「あの、僕の目に何か……?」
「いや? 目だけは『代々全く同じ』なんだな、と思って」
「おなじ?」
「印みたいなもんさ」

 宮橋がつまらなそうに腹の上で指を組んで、よそを見やる。

「分かりやすいところに『印』を置く。それは目的が違っていようと、いつだって変わらない部分なんだよ。けれど大事なのは印じゃなくて、それに相応しい中身があるかどうかだ」

 どこか含むような笑みを返された。ふっと浮かべられた微笑は、あやしげでいて魅力的なほどに美しい。

 でも、質問を求めているようではない。

 つまり、この護衛対象者にとるべき正しい応対は、沈黙。こちらに理解せよとは要求していない。

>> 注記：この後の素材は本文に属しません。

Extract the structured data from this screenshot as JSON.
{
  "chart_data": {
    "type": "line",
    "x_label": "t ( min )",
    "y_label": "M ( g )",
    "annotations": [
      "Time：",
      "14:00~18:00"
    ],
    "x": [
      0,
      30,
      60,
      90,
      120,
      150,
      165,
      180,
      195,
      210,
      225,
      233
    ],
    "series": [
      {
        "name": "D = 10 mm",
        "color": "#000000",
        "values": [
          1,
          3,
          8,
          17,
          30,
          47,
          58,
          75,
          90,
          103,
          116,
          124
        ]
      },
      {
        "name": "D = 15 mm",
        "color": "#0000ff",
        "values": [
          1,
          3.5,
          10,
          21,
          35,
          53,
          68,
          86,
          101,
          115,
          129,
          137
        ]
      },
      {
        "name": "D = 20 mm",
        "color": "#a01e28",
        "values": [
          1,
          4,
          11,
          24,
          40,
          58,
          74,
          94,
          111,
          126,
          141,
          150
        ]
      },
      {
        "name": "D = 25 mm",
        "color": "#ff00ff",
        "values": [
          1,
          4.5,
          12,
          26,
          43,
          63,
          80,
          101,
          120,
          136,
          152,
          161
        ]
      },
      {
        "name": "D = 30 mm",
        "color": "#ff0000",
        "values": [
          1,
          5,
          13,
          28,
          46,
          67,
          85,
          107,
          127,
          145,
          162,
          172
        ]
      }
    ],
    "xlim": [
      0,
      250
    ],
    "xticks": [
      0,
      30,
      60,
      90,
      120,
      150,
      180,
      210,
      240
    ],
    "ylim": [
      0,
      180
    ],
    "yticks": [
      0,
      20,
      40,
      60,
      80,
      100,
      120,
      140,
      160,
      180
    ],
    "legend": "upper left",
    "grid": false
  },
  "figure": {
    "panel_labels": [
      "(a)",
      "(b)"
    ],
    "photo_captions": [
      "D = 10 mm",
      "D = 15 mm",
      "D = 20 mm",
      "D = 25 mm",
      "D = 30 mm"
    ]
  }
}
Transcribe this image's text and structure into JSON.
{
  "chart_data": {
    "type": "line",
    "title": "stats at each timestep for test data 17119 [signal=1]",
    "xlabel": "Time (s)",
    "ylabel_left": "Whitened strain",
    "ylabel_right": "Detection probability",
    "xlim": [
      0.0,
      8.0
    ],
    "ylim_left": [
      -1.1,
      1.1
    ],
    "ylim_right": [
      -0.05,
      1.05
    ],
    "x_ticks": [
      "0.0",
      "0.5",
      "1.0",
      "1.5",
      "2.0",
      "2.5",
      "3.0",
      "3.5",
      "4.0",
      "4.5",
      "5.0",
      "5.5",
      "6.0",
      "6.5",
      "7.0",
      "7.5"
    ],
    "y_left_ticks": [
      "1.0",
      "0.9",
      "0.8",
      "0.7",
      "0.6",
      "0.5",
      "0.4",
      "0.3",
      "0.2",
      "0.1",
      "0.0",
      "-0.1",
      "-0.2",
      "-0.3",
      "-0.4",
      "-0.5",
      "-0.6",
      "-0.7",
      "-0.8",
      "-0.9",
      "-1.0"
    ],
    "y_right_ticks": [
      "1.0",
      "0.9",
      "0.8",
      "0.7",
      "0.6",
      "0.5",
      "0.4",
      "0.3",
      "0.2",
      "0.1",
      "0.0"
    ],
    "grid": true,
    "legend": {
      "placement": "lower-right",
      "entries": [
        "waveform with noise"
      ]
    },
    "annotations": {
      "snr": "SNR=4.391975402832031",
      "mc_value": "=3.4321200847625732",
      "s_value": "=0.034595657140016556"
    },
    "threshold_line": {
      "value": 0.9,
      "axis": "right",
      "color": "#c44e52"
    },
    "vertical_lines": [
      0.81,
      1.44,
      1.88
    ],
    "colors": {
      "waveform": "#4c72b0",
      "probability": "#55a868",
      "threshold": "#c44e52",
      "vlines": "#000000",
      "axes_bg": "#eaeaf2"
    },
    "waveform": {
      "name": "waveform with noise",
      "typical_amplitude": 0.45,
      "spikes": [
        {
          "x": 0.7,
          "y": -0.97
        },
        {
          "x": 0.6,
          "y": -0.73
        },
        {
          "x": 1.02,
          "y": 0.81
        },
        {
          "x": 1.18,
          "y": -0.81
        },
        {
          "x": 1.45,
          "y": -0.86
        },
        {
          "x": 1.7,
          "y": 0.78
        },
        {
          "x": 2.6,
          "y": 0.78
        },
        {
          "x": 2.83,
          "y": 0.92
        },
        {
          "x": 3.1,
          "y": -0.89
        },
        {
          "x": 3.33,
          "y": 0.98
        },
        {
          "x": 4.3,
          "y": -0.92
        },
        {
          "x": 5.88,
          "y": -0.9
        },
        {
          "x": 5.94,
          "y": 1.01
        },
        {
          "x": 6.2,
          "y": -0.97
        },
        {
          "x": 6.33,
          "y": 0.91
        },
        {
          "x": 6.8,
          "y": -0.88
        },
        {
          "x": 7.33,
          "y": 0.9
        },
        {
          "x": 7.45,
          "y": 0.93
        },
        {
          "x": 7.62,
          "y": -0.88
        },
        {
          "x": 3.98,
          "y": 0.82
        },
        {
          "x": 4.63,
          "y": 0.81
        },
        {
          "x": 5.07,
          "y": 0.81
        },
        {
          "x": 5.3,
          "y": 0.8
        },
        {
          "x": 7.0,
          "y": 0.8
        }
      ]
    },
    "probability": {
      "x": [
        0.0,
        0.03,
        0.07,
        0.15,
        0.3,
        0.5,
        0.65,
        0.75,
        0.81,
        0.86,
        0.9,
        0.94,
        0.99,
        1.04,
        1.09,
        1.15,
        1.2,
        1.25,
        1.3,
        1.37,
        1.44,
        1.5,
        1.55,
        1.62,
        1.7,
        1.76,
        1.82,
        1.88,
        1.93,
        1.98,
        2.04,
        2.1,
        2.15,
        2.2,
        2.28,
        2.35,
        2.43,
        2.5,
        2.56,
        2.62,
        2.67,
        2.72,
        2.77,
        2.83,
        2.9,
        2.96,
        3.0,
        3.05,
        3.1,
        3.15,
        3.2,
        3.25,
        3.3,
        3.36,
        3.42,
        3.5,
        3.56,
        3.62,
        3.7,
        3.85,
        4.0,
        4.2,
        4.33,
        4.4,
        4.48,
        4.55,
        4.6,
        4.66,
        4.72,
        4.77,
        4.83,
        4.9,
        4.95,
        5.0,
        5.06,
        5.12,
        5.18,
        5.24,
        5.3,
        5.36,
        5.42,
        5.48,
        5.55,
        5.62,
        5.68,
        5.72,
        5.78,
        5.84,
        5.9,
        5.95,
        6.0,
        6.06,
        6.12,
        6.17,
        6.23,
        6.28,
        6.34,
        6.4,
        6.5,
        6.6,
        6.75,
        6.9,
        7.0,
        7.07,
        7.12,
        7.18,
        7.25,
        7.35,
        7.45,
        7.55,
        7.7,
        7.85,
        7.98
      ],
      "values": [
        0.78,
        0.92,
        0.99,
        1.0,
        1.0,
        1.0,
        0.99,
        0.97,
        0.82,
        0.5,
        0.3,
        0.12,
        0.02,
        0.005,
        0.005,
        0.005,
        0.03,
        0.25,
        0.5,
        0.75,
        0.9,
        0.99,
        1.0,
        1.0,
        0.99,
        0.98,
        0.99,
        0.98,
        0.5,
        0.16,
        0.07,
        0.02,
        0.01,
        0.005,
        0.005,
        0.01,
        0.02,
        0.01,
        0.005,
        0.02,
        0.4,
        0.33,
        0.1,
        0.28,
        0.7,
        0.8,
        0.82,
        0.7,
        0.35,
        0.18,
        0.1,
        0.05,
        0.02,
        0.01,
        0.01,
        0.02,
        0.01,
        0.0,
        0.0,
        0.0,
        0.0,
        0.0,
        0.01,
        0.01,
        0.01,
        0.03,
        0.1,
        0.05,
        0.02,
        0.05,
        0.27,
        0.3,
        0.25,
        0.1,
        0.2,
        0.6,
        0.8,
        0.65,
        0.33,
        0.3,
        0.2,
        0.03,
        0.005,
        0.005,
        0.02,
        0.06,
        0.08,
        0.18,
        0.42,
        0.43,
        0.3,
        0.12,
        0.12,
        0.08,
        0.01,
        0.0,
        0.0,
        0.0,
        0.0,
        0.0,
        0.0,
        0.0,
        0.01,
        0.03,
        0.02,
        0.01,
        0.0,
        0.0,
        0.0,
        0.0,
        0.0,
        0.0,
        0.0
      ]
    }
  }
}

 コンマ二秒、そうエージェントとしての思考が勝手にカチカチと働き――雪弥は、だから結局は同じくして、ただぼんやりとそれを眺めていた。

「ソレを自然とやってのけるのも、どうかとは思うけれどね」

 宮橋が、どちらともつかない笑みで不意にそう言う。

「子供みたいでもあるのに大人。純粋でいて非情――君は、ちぐはぐだ」

 言葉が耳元を通り過ぎる。まるで言葉遊びみたいだ。